The incident response framework described above draws from decades of related work in emergency response: natural disaster response, firefighting, aviation, and other fields that need to manage response to critical incidents. We try to learn from this body of work where possible to avoid inventing our incident response policy from first principles.
Two areas of previous work particularly influenced how we approach incident response:
Our framework draws most directly from the Incident Command System used to manage natural disaster and other large-scale incident responses. This prior art informs our Incident Commander role and our explicit focus on facilitating incident response in addition to directly addressing the technical issues.
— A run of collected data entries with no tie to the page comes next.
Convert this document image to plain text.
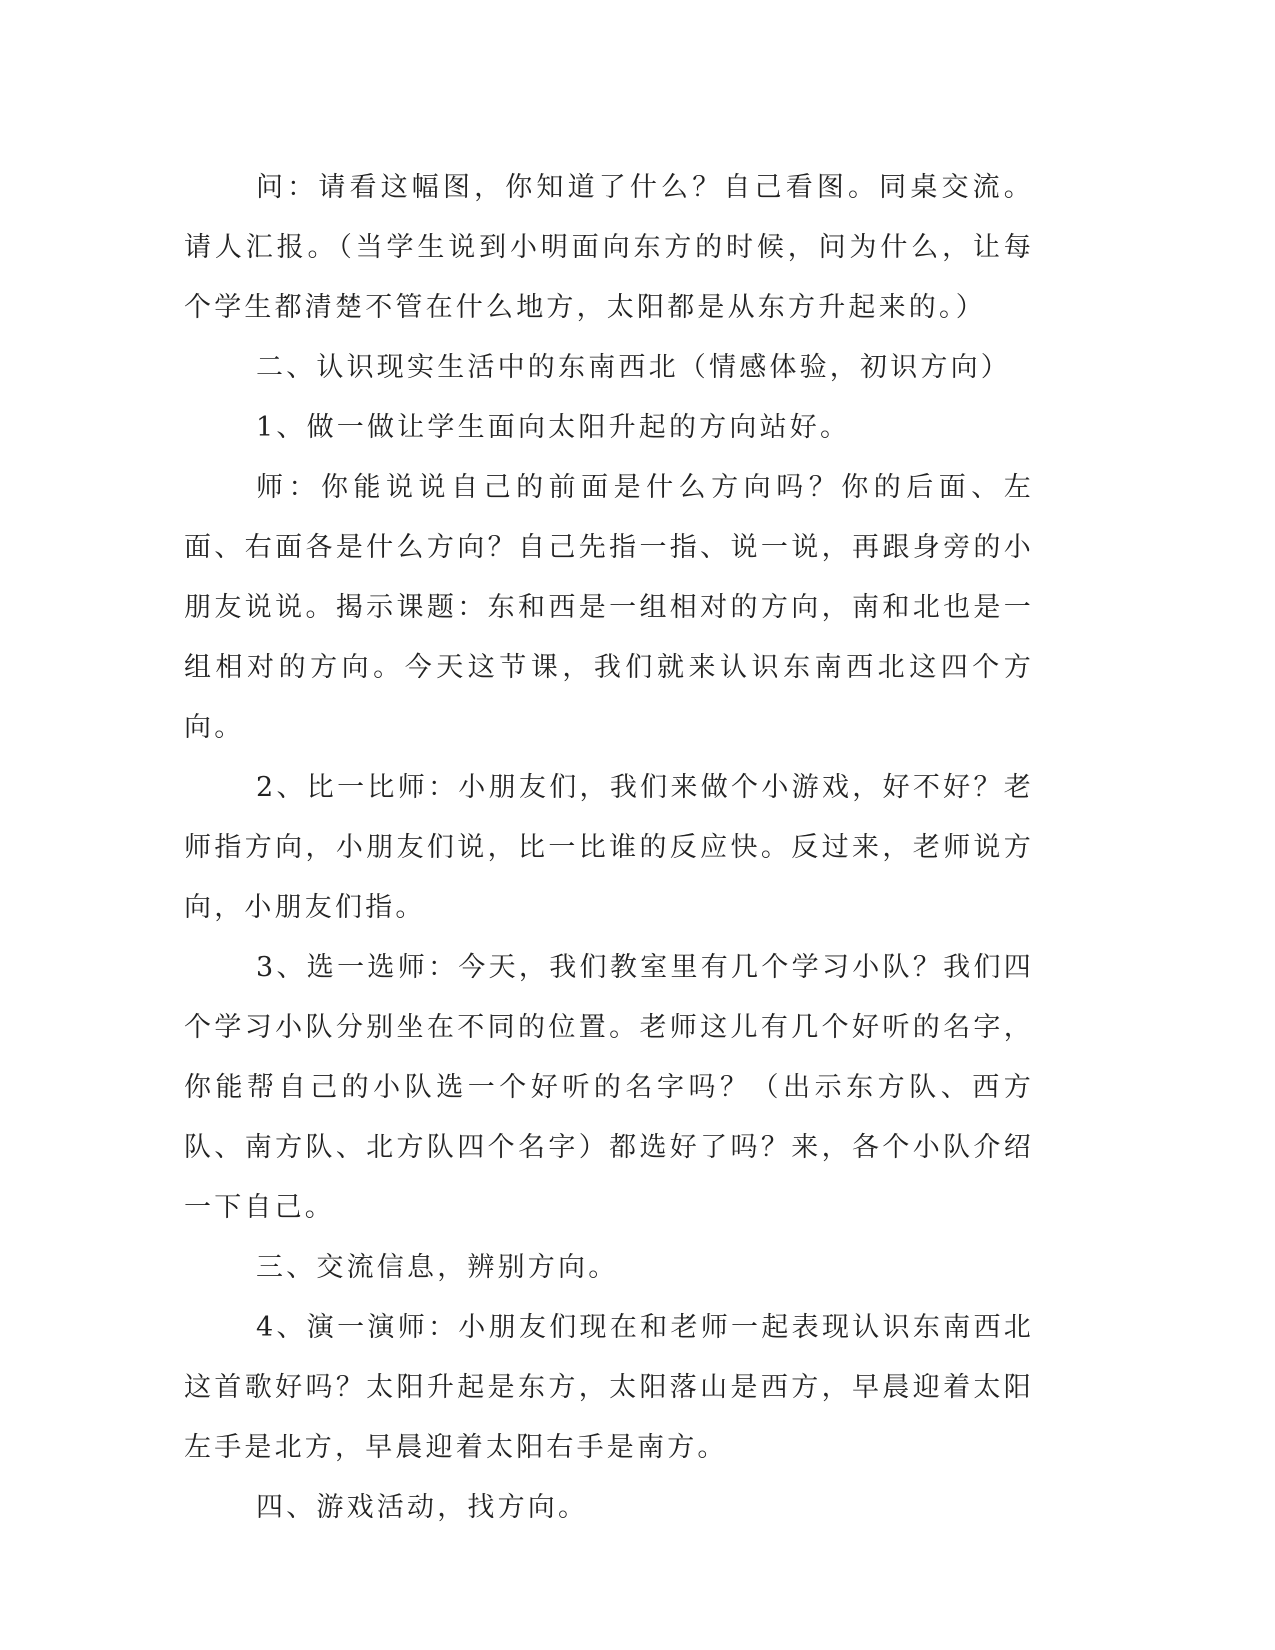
问：请看这幅图，你知道了什么？自己看图。同桌交流。请人汇报。（当学生说到小明面向东方的时候，问为什么，让每个学生都清楚不管在什么地方，太阳都是从东方升起来的。）

二、认识现实生活中的东南西北（情感体验，初识方向）

1、做一做让学生面向太阳升起的方向站好。

师：你能说说自己的前面是什么方向吗？你的后面、左面、右面各是什么方向？自己先指一指、说一说，再跟身旁的小朋友说说。揭示课题：东和西是一组相对的方向，南和北也是一组相对的方向。今天这节课，我们就来认识东南西北这四个方向。

2、比一比师：小朋友们，我们来做个小游戏，好不好？老师指方向，小朋友们说，比一比谁的反应快。反过来，老师说方向，小朋友们指。

3、选一选师：今天，我们教室里有几个学习小队？我们四个学习小队分别坐在不同的位置。老师这儿有几个好听的名字，你能帮自己的小队选一个好听的名字吗？（出示东方队、西方队、南方队、北方队四个名字）都选好了吗？来，各个小队介绍一下自己。

三、交流信息，辨别方向。

4、演一演师：小朋友们现在和老师一起表现认识东南西北这首歌好吗？太阳升起是东方，太阳落山是西方，早晨迎着太阳左手是北方，早晨迎着太阳右手是南方。

四、游戏活动，找方向。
The ideas of Crew Resource Management (a different “CRM”) originated in aviation but have since been successfully applied to other fields such as medicine and firefighting. We draw lessons on communication, leadership, and decision-making from CRM into our incident response thinking.
We believe that learning from fields outside of software engineering is a valuable practice, both for operations and other aspects of our business.
Heroku’s incident response framework helps us quickly resolve issues while keeping customers informed about what’s happening. We hope you’ve found these details about our incident response framework interesting and that they may even inspire changes in how you think about incident response at your own company.
At Heroku we’re continuing to learn from our own experiences and the work of others in related fields. Over time this will mean even better incident response for our platform and better experiences for our customers.